What does this mean for CPace, which is analyzed and drafted as a 
single-session key exchange? Let me try to answer some of your questions:

> First, how does the security of CPace degrade upon sid reuse? If it 
> were to
> happen due to birthday bounds, how catastrophic would it be?
> What happens if the sid can be attacker-controlled between two 
> otherwise honest
> peers which both know the password?
No need to invoke the birthday bound, as it happens already when the 
responder accepts any sid proposed by a malicious initiator (who can of 
course also play man-in-the-middle with same sid on both sides). Note 
that we are now kind of outside the UC model for single-session CPace, 
since in UC sid re-use "merges" CPace instances, while in reality we can 
have different CPace executions with same sids.
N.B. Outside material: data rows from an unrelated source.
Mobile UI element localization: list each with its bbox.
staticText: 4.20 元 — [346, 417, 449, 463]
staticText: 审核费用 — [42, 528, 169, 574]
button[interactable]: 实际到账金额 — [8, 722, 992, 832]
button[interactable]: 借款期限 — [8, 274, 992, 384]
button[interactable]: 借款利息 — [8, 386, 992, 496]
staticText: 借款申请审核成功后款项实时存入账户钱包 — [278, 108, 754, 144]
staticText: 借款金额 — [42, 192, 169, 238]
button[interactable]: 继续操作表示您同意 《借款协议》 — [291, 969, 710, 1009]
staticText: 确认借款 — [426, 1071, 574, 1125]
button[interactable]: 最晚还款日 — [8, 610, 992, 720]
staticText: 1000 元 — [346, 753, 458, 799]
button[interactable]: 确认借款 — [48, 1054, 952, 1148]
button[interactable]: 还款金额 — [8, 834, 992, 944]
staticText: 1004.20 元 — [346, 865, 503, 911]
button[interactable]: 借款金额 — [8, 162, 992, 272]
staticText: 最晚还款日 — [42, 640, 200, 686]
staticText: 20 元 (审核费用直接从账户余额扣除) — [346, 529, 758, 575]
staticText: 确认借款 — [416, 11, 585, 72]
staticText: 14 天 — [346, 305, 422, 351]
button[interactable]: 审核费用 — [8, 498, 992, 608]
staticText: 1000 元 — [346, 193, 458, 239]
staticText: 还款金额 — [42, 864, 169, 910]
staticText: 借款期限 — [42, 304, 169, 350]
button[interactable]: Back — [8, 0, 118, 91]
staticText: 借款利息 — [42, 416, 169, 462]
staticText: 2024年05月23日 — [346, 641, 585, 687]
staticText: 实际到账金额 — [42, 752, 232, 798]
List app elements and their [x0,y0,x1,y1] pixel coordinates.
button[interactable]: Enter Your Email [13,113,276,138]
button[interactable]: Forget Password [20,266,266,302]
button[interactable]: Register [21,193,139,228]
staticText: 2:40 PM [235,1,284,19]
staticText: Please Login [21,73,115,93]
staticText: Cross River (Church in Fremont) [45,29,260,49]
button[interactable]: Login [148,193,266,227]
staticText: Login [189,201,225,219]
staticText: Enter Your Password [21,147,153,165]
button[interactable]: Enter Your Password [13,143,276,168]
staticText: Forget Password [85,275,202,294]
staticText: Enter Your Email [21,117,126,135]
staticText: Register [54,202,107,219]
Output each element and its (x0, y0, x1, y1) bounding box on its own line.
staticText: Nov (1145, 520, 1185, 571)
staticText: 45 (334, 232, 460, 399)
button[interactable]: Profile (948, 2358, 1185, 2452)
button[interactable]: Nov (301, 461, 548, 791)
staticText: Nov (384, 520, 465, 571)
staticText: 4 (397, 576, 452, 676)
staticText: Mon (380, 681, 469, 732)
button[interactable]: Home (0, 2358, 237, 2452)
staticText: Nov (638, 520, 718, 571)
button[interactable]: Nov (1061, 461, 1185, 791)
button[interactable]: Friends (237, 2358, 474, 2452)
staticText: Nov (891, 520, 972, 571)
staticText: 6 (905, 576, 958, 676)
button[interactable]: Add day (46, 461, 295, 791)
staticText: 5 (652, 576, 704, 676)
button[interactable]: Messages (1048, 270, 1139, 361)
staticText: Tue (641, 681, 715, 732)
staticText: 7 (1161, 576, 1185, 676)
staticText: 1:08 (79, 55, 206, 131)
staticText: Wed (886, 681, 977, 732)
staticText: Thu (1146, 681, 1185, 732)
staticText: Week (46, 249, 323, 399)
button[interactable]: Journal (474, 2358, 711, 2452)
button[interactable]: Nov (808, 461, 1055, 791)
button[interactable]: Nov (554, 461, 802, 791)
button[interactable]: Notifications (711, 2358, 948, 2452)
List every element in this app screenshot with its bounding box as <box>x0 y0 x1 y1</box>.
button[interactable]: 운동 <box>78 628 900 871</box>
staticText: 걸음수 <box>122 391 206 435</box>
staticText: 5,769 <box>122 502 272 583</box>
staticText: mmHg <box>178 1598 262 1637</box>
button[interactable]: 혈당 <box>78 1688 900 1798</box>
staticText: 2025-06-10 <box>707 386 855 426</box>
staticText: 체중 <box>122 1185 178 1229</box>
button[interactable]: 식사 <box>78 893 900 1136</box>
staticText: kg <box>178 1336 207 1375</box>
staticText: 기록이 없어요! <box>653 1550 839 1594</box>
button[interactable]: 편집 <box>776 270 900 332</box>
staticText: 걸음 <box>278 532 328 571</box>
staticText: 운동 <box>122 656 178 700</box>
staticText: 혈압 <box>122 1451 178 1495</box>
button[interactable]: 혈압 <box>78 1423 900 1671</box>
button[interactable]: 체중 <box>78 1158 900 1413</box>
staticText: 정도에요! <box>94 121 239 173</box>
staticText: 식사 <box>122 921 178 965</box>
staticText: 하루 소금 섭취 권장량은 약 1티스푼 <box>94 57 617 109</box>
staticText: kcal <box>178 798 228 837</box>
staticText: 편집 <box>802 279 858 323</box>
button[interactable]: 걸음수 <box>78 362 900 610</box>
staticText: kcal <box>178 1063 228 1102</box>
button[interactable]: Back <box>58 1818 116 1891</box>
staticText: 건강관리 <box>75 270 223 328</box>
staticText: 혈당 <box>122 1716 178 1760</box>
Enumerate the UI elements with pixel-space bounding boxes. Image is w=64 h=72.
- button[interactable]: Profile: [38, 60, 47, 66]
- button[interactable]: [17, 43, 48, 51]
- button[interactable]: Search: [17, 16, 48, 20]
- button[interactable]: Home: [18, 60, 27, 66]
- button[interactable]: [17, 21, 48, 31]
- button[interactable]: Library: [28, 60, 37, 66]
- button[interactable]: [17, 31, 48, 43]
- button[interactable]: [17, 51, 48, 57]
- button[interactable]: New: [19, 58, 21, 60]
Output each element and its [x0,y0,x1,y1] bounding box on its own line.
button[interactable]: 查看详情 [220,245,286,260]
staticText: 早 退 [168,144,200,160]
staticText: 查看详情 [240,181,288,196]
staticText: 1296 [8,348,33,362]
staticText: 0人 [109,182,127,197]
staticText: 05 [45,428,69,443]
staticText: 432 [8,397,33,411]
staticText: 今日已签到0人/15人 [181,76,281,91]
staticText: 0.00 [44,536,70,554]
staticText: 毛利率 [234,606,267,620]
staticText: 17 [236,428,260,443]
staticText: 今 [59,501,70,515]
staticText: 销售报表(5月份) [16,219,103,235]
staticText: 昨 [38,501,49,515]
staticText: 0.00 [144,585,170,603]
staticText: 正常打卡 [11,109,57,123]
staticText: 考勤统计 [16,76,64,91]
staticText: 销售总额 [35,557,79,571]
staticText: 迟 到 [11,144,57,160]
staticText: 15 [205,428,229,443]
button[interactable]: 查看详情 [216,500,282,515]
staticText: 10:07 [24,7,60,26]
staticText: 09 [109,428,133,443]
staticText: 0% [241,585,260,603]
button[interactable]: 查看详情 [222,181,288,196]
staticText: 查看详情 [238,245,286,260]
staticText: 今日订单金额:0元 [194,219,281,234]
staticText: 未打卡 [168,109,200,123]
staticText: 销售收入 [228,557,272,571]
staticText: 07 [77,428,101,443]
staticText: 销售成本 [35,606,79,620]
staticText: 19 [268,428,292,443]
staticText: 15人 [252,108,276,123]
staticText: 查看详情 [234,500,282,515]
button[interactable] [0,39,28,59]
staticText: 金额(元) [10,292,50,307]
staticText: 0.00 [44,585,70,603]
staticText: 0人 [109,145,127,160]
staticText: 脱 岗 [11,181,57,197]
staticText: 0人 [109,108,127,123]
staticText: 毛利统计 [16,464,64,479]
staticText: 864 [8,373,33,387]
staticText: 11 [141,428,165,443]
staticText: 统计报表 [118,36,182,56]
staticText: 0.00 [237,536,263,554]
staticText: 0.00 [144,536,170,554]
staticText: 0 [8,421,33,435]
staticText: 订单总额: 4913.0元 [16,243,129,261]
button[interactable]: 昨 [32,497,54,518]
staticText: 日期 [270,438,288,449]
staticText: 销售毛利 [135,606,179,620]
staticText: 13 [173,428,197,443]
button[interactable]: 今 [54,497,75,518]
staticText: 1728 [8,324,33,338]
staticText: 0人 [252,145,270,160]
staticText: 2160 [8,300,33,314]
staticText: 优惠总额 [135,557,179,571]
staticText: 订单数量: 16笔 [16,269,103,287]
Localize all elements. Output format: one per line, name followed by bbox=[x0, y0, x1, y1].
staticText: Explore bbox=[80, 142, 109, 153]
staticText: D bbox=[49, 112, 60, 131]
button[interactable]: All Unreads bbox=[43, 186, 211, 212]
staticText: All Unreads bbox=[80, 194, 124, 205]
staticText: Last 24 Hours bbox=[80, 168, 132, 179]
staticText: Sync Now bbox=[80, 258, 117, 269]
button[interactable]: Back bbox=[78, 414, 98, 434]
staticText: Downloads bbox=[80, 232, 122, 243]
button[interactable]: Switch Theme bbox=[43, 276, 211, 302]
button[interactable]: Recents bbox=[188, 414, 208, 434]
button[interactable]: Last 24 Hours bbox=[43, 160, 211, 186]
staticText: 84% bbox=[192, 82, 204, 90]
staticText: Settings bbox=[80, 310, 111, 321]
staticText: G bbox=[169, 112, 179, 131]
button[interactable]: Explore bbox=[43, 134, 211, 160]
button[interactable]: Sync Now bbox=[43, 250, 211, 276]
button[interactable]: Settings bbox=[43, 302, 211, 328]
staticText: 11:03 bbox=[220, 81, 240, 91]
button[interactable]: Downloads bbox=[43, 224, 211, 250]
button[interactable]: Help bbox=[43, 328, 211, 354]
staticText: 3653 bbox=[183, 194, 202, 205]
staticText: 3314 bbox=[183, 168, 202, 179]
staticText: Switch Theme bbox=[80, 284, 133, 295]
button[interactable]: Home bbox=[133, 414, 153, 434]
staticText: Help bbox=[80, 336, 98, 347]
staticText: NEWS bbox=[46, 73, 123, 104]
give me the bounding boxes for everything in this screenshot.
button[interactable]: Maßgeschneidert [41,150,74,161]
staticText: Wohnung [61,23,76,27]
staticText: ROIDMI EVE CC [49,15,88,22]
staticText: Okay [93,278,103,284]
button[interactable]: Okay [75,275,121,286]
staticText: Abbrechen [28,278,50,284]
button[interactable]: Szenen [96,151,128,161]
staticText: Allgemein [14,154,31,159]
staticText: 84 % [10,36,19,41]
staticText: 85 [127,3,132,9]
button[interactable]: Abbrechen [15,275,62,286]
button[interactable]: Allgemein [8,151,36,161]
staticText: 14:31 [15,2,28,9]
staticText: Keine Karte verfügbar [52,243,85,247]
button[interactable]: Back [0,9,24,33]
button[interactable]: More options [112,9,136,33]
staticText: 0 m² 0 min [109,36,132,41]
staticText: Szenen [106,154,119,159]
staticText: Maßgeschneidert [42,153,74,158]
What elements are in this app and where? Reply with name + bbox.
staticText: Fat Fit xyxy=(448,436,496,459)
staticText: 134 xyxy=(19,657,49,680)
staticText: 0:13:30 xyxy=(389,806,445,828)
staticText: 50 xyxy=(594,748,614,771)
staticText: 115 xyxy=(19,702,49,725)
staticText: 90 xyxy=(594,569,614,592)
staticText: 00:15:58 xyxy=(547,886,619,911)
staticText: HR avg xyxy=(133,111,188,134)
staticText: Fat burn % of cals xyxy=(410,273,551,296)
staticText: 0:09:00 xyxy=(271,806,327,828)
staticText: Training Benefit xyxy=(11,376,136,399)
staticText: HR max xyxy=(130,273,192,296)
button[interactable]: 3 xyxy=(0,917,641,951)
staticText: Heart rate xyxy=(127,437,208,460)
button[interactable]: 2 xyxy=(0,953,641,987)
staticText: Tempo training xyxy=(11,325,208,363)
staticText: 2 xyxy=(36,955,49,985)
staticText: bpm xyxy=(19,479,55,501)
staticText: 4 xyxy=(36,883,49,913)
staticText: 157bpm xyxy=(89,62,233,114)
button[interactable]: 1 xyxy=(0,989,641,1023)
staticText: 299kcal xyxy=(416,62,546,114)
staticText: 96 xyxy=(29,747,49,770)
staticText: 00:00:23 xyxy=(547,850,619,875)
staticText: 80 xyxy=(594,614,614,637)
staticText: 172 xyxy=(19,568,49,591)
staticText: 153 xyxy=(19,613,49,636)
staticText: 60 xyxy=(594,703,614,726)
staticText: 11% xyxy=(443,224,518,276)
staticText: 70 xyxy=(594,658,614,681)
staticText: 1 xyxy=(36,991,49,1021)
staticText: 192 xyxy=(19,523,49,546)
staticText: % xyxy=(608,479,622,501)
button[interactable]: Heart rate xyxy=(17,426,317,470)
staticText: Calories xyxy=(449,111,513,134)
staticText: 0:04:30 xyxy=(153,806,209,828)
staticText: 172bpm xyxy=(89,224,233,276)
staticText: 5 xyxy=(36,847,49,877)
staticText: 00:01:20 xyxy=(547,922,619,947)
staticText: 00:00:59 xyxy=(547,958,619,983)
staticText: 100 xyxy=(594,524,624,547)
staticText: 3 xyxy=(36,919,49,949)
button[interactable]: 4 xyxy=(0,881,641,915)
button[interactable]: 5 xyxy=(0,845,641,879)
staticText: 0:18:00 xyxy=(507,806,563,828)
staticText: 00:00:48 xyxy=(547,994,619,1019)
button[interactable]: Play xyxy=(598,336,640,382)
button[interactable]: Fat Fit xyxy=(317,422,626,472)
To answer your question formally, one would need to consider CPace as 
multi-session protocol. If this protocol has a built-in mechanism to 
keep parties from running different key exchanges with matching sids, I 
would bet that we can just use the same simulation strategy as in 
single-session CPace, to simulate each subsession. If such mechanism is 
missing, it seems the current proof strategy cannot be lifted to 
multiple sessions: it breaks down upon re-use of sid for a pair of 
parties P,P' exchanging two keys from same passwords. The individual 
simulation strategies for those exchanges would attempt to program the 
password hash function at the same point (sid,P,P',pw) to different 
values, and thus fail.

This of course does not imply that there is a meaningful attack on the 
multi-session protocol level (a protocol that has not even been 
specified yet), nor that the conducted single-session proof is flawed. 
It does however suggest that method (1), which is also used in the 
current version of the draft, is not the best choice for single-session 

> Is uniqueness its only requirement, or does it also have to be 
> unpredictable?
The proof of CPace does not rely on unpredictability. Of course, 
unpredictability could help ensuring uniqueness in a setting where 
multiple single-session CPace executions are spread in a distributed 
system that does not have any other mean for ensuring uniqueness.